Some measures are already underway. On November 7, 2025, Anvisa’s Board announced structural and emergency initiatives to optimize backlog management, including workforce reinforcement, technological innovation (such as AI), and procedural adjustments. Although the agency’s goal is to sort out the backlog issue within one year, achieving this will require coordinated implementation and deeper reforms. While initiatives such as reliance mechanisms, task forces, grouped reviews, and automation may provide short-term relief, they do not fully address underlying bottlenecks related to technical complexity, regulatory overload, and lack of long-term planning.

Despite representing progress, the ordinance would benefit from the establishment of binding parameters for the committee’s activities, such as clear targets, accountability mechanisms, and transparency rules – especially in a context of increasing judicialization.

For regulated entities, the ordinance may serve as a relevant—though not guaranteed—tool to mitigate regulatory risks. The (conditional) opening for private sector input creates opportunities to identify technical bottlenecks, highlight procedural shortcomings, and challenge unclear prioritization criteria, particularly in areas with which Anvisa itself acknowledges that it has been struggling, such as high-complexity medical devices, advanced therapies, and the assessment of new technologies.

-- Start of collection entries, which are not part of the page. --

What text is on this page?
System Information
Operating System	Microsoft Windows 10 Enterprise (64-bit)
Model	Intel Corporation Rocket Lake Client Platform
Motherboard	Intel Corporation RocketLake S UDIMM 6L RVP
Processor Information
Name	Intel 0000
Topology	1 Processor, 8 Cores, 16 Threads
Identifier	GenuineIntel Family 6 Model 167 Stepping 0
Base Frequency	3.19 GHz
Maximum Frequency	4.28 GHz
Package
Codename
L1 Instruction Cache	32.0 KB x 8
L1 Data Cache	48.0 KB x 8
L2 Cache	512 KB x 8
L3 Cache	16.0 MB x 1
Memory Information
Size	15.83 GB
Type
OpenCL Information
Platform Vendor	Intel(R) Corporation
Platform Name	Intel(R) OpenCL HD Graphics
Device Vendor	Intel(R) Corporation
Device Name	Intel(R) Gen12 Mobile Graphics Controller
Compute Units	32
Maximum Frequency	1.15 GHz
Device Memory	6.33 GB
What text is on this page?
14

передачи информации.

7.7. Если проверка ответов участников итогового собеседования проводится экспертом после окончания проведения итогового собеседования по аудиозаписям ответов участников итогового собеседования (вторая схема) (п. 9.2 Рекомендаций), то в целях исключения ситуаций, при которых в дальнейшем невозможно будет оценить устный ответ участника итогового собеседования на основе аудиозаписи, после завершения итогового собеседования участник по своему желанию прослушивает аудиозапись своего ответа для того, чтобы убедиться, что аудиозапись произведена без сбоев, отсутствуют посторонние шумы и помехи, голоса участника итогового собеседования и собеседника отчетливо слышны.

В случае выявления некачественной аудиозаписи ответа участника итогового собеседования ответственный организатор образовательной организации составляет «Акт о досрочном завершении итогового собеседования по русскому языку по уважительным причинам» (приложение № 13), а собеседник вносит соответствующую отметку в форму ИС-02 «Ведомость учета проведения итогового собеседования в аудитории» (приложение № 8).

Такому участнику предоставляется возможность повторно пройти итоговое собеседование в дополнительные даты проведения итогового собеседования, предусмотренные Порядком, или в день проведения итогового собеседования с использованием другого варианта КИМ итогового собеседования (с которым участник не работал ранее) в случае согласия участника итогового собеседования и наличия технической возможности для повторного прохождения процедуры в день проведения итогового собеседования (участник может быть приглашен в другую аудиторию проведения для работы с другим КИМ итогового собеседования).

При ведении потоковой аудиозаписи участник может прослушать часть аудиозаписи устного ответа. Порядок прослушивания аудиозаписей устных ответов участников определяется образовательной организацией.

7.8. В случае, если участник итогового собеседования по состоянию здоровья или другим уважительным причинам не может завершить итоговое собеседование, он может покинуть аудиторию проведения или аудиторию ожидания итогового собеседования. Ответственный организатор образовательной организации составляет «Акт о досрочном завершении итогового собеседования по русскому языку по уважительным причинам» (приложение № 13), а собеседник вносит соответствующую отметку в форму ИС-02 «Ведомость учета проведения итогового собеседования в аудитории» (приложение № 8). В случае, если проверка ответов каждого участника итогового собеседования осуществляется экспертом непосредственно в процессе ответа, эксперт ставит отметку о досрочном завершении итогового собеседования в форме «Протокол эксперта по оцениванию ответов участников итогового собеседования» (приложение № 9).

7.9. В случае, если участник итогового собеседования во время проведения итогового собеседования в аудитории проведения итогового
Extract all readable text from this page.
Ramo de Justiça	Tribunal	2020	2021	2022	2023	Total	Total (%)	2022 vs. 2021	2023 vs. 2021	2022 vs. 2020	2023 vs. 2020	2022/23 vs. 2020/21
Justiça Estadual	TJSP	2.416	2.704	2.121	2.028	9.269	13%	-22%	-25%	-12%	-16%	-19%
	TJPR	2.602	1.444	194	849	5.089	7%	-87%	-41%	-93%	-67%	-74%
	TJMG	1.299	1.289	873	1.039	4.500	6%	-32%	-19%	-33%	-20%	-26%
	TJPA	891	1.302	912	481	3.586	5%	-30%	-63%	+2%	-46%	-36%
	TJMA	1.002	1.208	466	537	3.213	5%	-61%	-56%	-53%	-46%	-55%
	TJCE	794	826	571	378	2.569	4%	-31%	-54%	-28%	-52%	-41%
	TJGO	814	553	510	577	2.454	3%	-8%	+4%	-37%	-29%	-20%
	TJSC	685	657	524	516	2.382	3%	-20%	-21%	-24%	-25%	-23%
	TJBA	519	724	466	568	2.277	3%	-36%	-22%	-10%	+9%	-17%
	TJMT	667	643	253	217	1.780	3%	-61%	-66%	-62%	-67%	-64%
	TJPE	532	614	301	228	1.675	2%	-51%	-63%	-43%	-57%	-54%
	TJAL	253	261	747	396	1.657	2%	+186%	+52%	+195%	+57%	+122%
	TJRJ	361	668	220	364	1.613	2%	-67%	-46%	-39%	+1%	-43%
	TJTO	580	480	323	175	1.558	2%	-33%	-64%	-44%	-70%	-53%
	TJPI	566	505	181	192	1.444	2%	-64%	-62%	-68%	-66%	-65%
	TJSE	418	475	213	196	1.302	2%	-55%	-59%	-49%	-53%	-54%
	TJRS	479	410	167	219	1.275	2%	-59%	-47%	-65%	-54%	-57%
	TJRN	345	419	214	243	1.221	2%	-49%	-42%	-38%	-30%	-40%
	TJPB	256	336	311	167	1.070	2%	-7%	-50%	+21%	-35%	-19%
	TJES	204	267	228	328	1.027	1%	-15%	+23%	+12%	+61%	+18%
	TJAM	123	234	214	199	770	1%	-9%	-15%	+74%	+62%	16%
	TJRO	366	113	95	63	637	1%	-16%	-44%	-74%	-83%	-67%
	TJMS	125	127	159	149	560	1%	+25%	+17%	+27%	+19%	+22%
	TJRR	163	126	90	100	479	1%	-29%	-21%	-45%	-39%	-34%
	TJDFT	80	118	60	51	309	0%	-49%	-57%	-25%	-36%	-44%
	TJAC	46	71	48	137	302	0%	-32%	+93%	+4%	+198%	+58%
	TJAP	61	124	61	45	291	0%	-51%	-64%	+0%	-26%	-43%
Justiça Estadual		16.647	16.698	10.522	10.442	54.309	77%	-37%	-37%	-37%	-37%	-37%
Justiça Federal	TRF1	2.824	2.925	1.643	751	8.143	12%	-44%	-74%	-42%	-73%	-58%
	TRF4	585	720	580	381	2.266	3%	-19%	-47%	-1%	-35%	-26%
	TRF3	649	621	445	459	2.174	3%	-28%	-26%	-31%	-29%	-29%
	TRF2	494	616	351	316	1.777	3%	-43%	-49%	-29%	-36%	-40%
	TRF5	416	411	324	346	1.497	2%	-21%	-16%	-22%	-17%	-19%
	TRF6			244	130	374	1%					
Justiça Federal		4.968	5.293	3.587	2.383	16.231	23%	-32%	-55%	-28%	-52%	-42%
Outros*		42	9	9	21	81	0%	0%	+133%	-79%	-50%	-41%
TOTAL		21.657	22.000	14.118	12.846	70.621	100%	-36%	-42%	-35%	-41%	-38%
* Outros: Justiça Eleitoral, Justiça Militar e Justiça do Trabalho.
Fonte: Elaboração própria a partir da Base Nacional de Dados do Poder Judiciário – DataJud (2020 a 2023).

In summary, Ordinance No. 1,423/2025 represents another step in addressing longstanding challenges in regulatory backlog management. However, it lacks sufficient institutional depth to drive transformative change. Its success will depend on integration with broader measures, including regulatory framework review, strengthening of technical capacity, system modernization, and stabilization of internal workflows. Without such reforms, the ordinance is likely to function as a complementary tool within a system that still requires significant improvements to ensure legal certainty, administrative efficiency, predictability, and adequate health protection in the face of modern regulatory challenges.